Once in the locker room, he removed his jeans, put his things in a locker, and headed for the pool. After around 30 minutes in the sun, Ellicott decided to swap out his black t-shirt for a white one. (Pool rules dictate that only white shirts may be worn in the water.) He went back to the locker room to change, and was promptly confronted by a Parks Department employee, who informed him that someone had complained about his presence and that he needed to use the women's locker room.

Ellicott repeatedly asked to speak to a supervisor, but was only confronted by two additional male Parks employees, neither of whom identified themselves nor their rank, and none of whom asked to see Ellicott's drivers license, which identifies him as male.

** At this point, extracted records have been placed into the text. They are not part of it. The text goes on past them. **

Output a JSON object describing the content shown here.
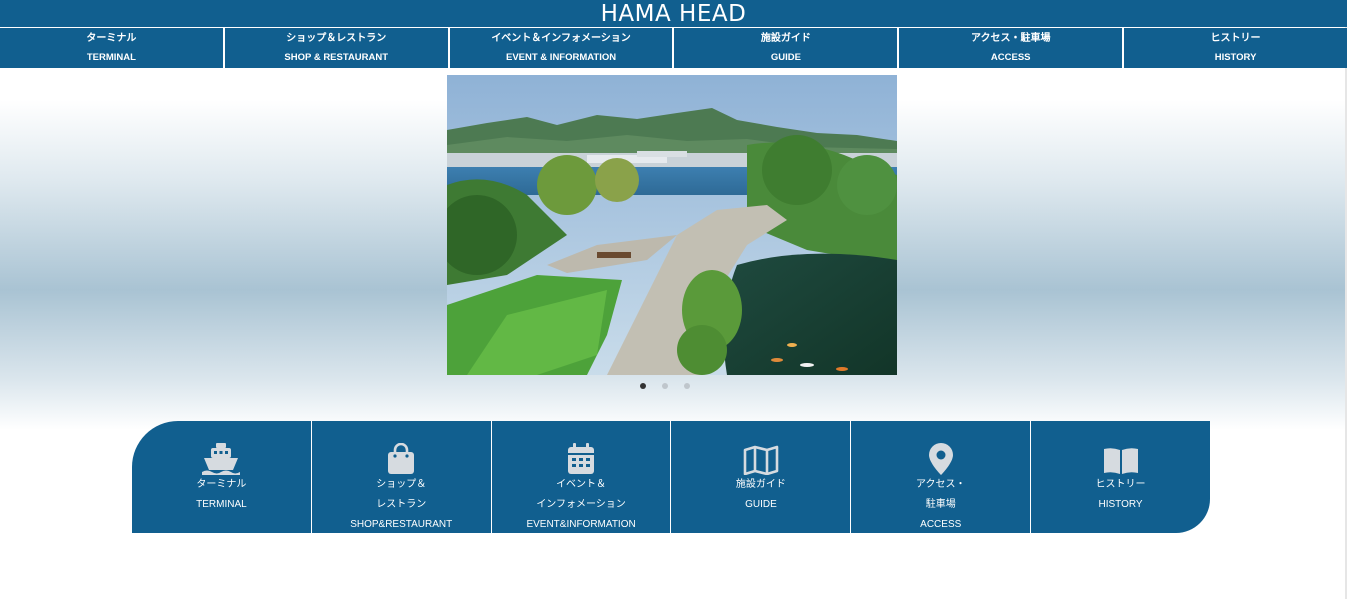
{
  "header": {
    "title": "HAMA HEAD"
  },
  "topnav": [
    {
      "jp": "ターミナル",
      "en": "TERMINAL"
    },
    {
      "jp": "ショップ＆レストラン",
      "en": "SHOP & RESTAURANT"
    },
    {
      "jp": "イベント＆インフォメーション",
      "en": "EVENT & INFORMATION"
    },
    {
      "jp": "施設ガイド",
      "en": "GUIDE"
    },
    {
      "jp": "アクセス・駐車場",
      "en": "ACCESS"
    },
    {
      "jp": "ヒストリー",
      "en": "HISTORY"
    }
  ],
  "carousel": {
    "slide_count": 3,
    "active_index": 0
  },
  "tiles": [
    {
      "icon": "ship-icon",
      "lines": [
        "ターミナル",
        "TERMINAL"
      ]
    },
    {
      "icon": "shopping-bag-icon",
      "lines": [
        "ショップ＆",
        "レストラン",
        "SHOP&RESTAURANT"
      ]
    },
    {
      "icon": "calendar-icon",
      "lines": [
        "イベント＆",
        "インフォメーション",
        "EVENT&INFORMATION"
      ]
    },
    {
      "icon": "map-icon",
      "lines": [
        "施設ガイド",
        "GUIDE"
      ]
    },
    {
      "icon": "location-pin-icon",
      "lines": [
        "アクセス・",
        "駐車場",
        "ACCESS"
      ]
    },
    {
      "icon": "book-icon",
      "lines": [
        "ヒストリー",
        "HISTORY"
      ]
    }
  ],
  "colors": {
    "brand": "#115f8f",
    "text_on_brand": "#ffffff"
  }
}
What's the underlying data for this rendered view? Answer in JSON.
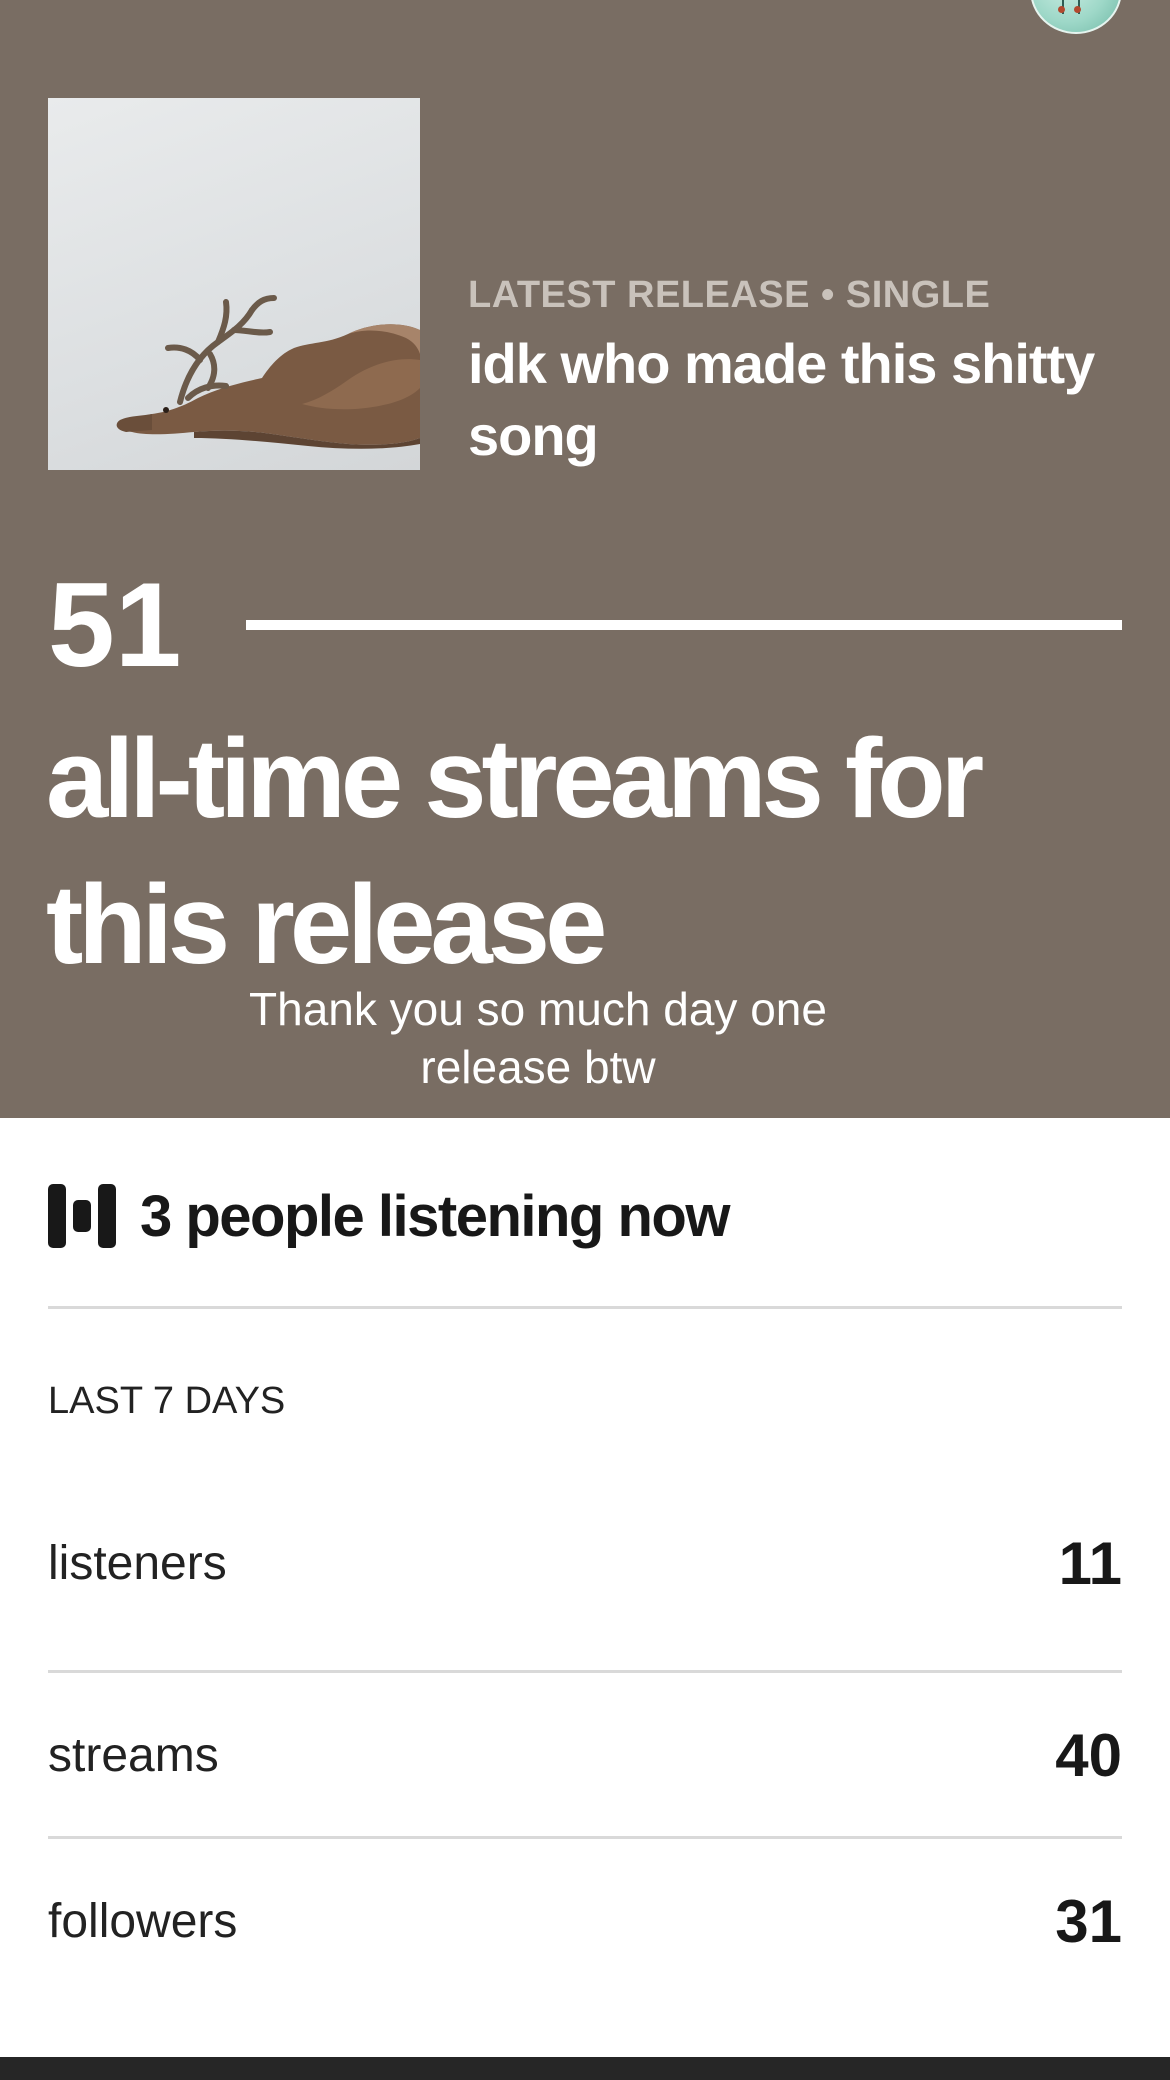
{
  "colors": {
    "hero_background": "#796d63",
    "kicker_text": "#c9c2bb",
    "hero_text": "#ffffff",
    "body_text": "#181818",
    "divider": "#d9d9d9",
    "bottom_bar": "#262626"
  },
  "header": {
    "avatar_icon": "profile-avatar"
  },
  "release": {
    "kicker": "LATEST RELEASE • SINGLE",
    "title": "idk who made this shitty song",
    "cover_icon": "album-cover-deer"
  },
  "streams": {
    "count": "51",
    "caption": "all-time streams for this release",
    "note": "Thank you so much day one release btw"
  },
  "live": {
    "icon": "equalizer-icon",
    "text": "3 people listening now"
  },
  "last7": {
    "label": "LAST 7 DAYS",
    "stats": [
      {
        "label": "listeners",
        "value": "11"
      },
      {
        "label": "streams",
        "value": "40"
      },
      {
        "label": "followers",
        "value": "31"
      }
    ]
  }
}
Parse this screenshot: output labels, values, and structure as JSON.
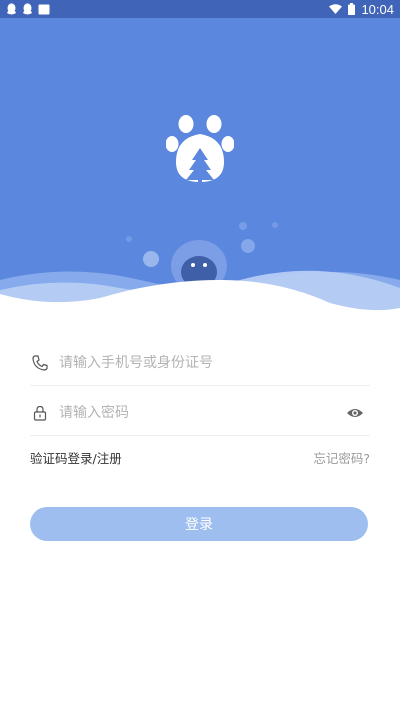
{
  "status_bar": {
    "time": "10:04",
    "icons": [
      "qq-icon",
      "qq-icon",
      "message-icon",
      "wifi-icon",
      "battery-icon"
    ]
  },
  "hero": {
    "logo": "paw-logo-icon",
    "background_color": "#5b87de"
  },
  "form": {
    "account": {
      "placeholder": "请输入手机号或身份证号",
      "value": "",
      "icon": "phone-icon"
    },
    "password": {
      "placeholder": "请输入密码",
      "value": "",
      "icon": "lock-icon",
      "toggle_icon": "eye-icon"
    },
    "sms_login_link": "验证码登录/注册",
    "forgot_password_link": "忘记密码?",
    "login_button": "登录"
  },
  "colors": {
    "primary": "#5b87de",
    "button": "#9ebeef",
    "status_bar": "#3f64b8"
  }
}
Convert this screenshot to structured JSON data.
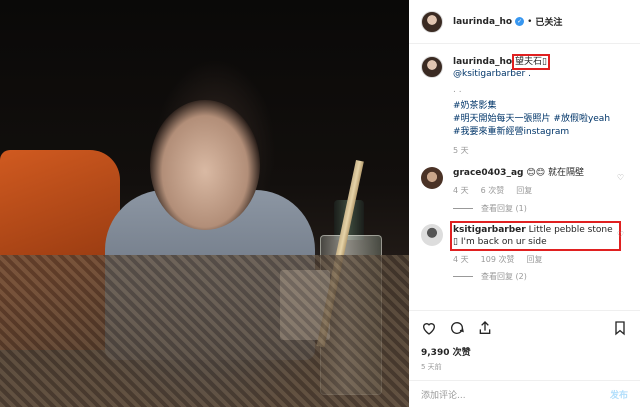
{
  "header": {
    "username": "laurinda_ho",
    "separator": "•",
    "follow_label": "已关注"
  },
  "caption": {
    "username": "laurinda_ho",
    "text": "望夫石",
    "mention": "@ksitigarbarber .",
    "dots": ". .",
    "hashtags": [
      "#奶茶影集",
      "#明天開始每天一張照片 #放假啦yeah",
      "#我要來重新經營instagram"
    ],
    "age": "5 天"
  },
  "comments": [
    {
      "username": "grace0403_ag",
      "emoji1": "😊",
      "emoji2": "😊",
      "text": "就在隔壁",
      "age": "4 天",
      "likes": "6 次赞",
      "reply": "回复",
      "view_replies": "查看回复 (1)"
    },
    {
      "username": "ksitigarbarber",
      "text": "Little pebble stone",
      "text2": "I'm back on ur side",
      "age": "4 天",
      "likes": "109 次赞",
      "reply": "回复",
      "view_replies": "查看回复 (2)"
    }
  ],
  "actions": {
    "likes": "9,390 次赞",
    "time": "5 天前"
  },
  "add_comment": {
    "placeholder": "添加评论...",
    "post": "发布"
  },
  "colors": {
    "link": "#003569",
    "verified": "#3897f0",
    "highlight": "#e02020"
  }
}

After repeating that Ellicott had to either use the women's locker room or leave, Ellicott opted for the latter.

Ellicott, who works for the Office of Emergency Management and took his name in memory of his father, a 9/11 first responder, said in a statement that he wants to prevent anyone else from experiencing the pain and humiliation he felt that day.

“Like hundreds of other New Yorkers that day, I was just trying get some relief from the sweltering heat and enjoy an afternoon at the pool,” he said. “Instead, I was singled out by pool staff because I am transgender. They harassed and humiliated me. No one deserves to be treated that way, but it’s an all-too-common experience for transgender people like me when we use restrooms and locker rooms.”

The Parks Department did not immediately respond to a request for comment.